Nonetheless, they began brainstorming. “We started out talking about what we hated about most literary journals,” Clark recalls. “There was the stuffiness. There was the preoccupation with taking themselves too seriously. We wanted something that would be intelligent but not stiff. … We wanted to create a new kind of magazine that would appeal to readers as well as writers.”

Launched in 1993, the magazine (www.rsbd.net) was named with the mysterious word in Orson Welles’s film Citizen Kane. “The name suggests both innocence and worldliness,” says Clark, who took over nine years ago as Lehman moved on to other projects.

Rosebud always leads with Clark’s column and ends with a cartoon. In between are poems, stories, and essays arranged, as Clark says, by “tonal groups” that share a theme or more nebulous quality. Most Rosebud writers are relatively unknown, but the magazine has published pieces by Stephen King, Ray Bradbury, Alice Walker, Norman Mailer, and other literary lights. The publication is “beautifully edited and designed,” says Ron Wallace, a poet and a UW-Madison professor of English. “I think it’s a terrific magazine, one of the best around.”

Among Rosebud’s hallmarks is a blurb accompanying each story or poem describing the origin of the piece or the author’s intention for it — “like a window into the interior landscape of the writer,” says Wisconsin poet Shoshauna Shy, whose work has appeared in the magazine. “I am always interested in the ‘backstory’ behind inspiration.”

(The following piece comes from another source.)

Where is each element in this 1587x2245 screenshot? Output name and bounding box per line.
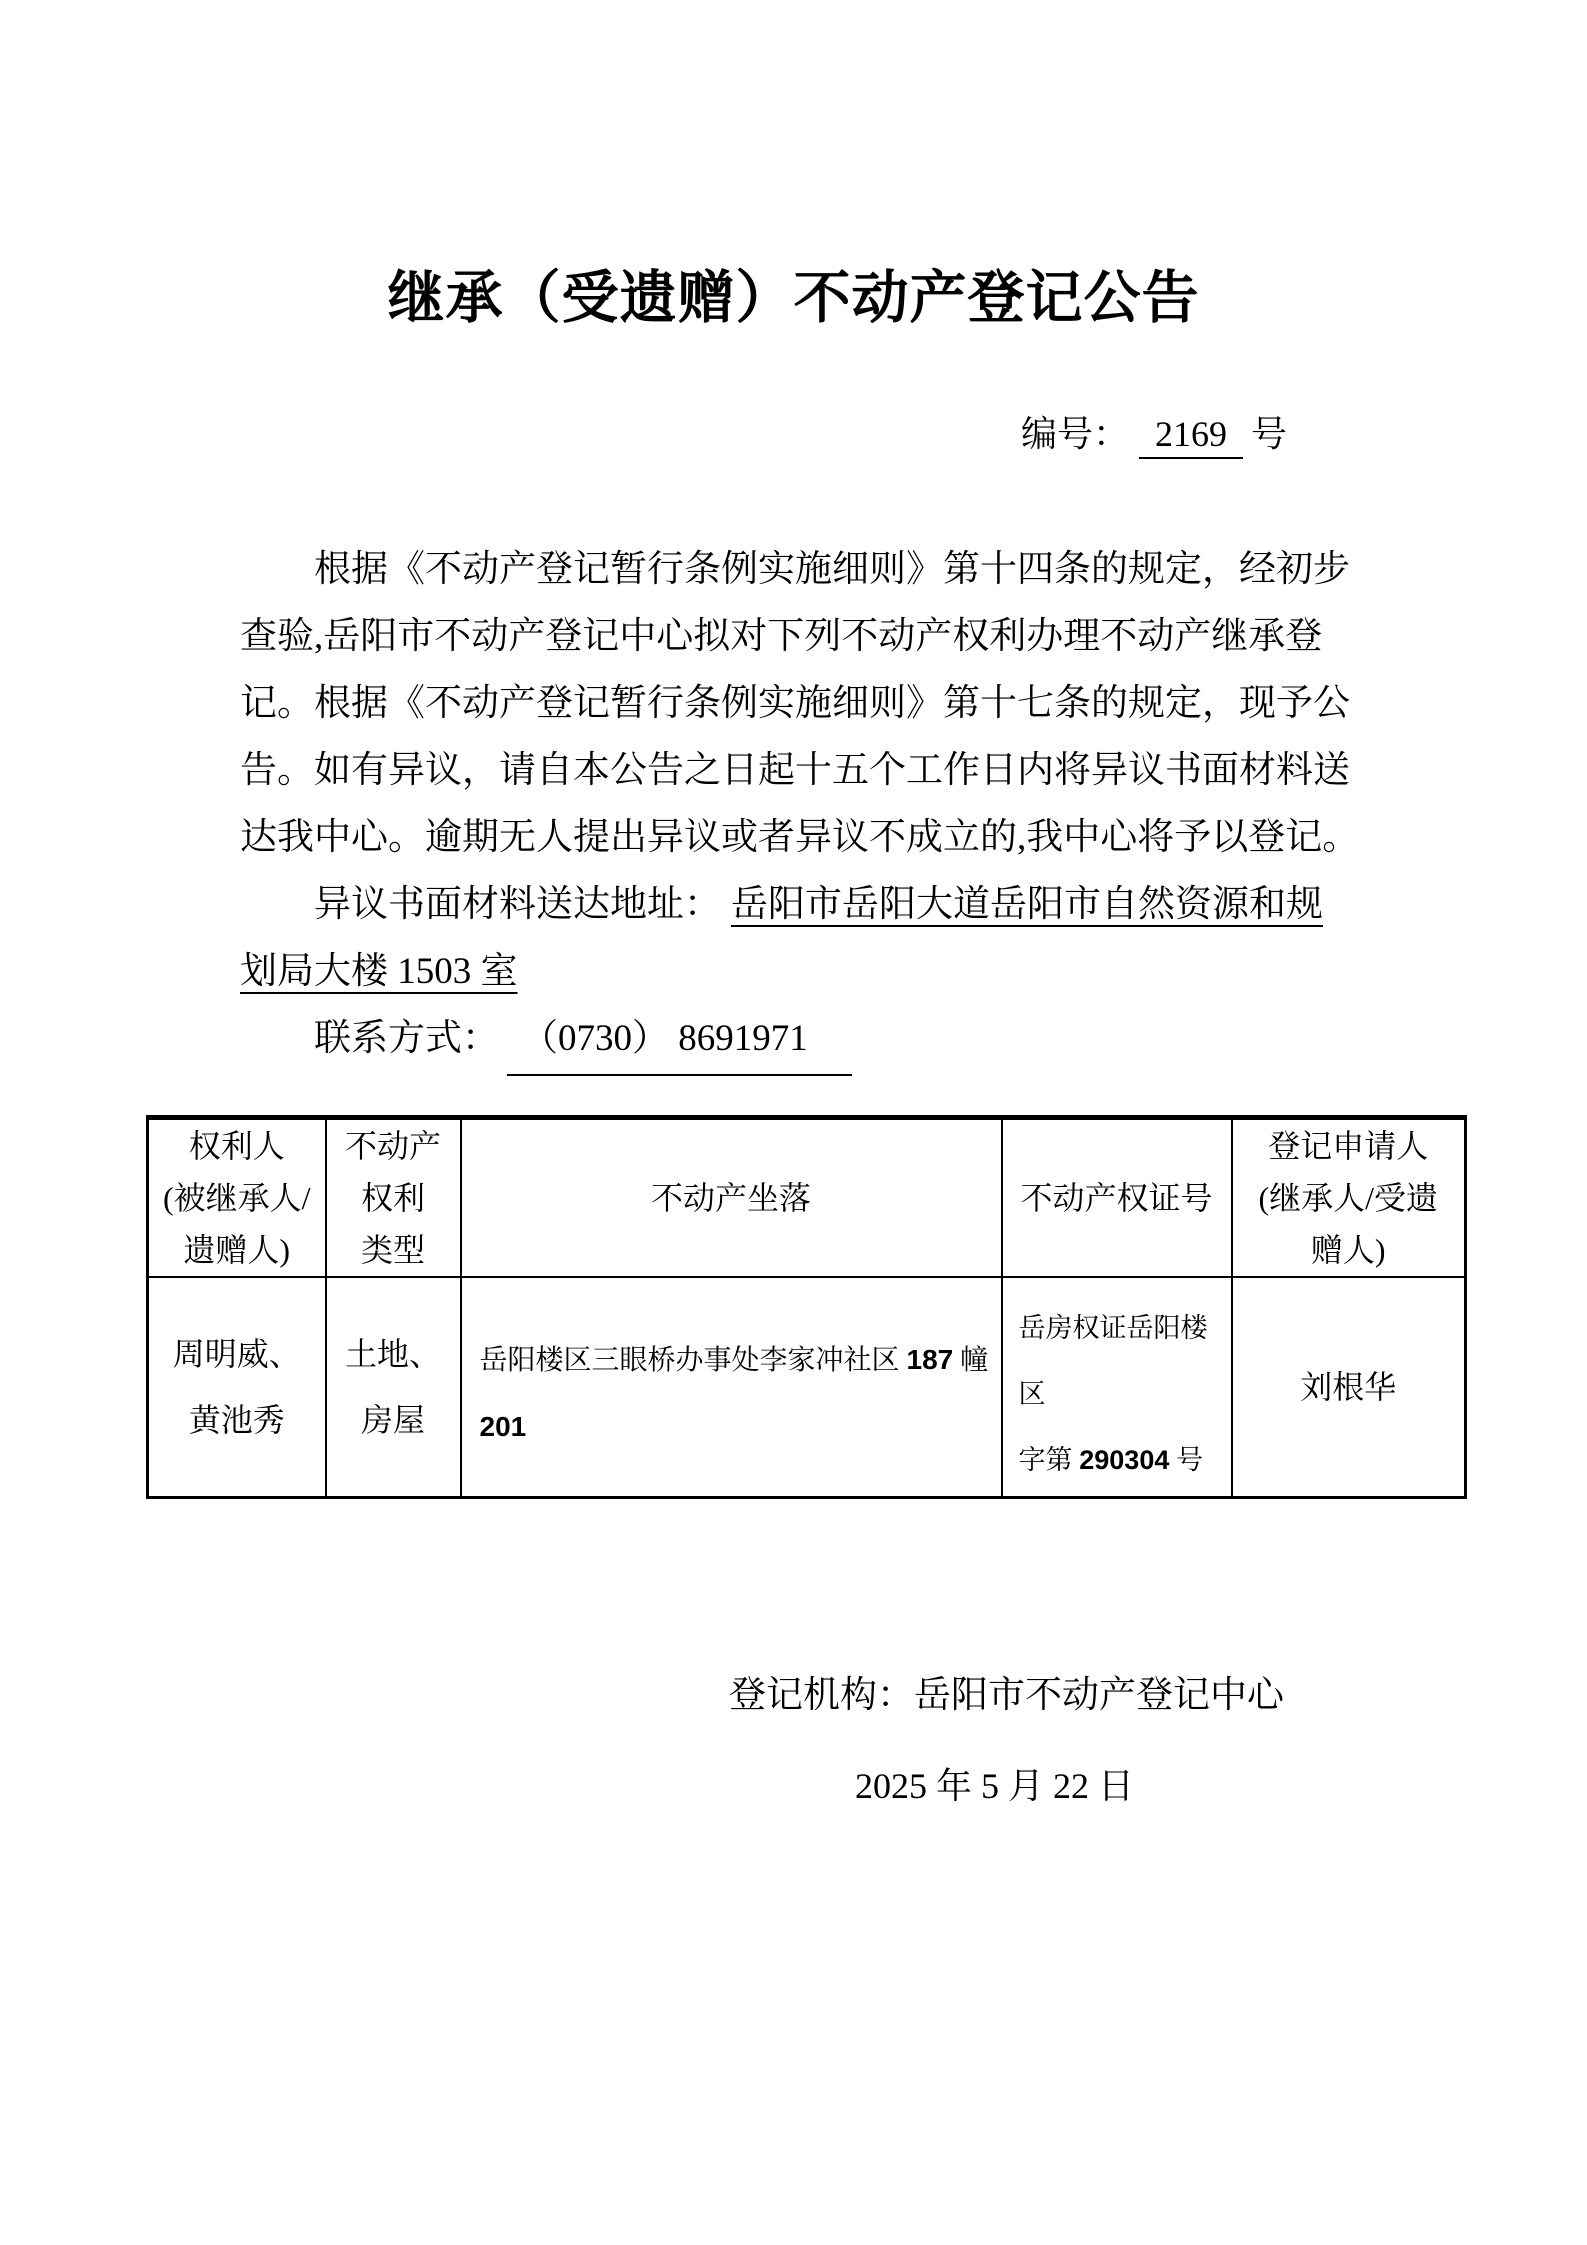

Rosebud has been a shoestring operation since its inception. The nonprofit manages to break even through lots of poorly paid labor by Clark and art director Parnell Nelson, and by accepting donations. Clark must wait for the income from previous issues before he can print the next one, but despite the challenges, he manages to send four thousand copies of the triannual publication to eight hundred subscribers and nine hundred stores in the United States, Canada, and Great Britain.

Clark has retired from other “magazinery” but continues to produce Rosebud from his one-hundred-twenty-year-old farmhouse near Rockdale, east of Madison. In the spring, he’ll publish his fiftieth issue.

“I get to sit out here and be a rural hermit, and at the same time have a connection with a much larger world,” he says. “That’s a lot of fun.”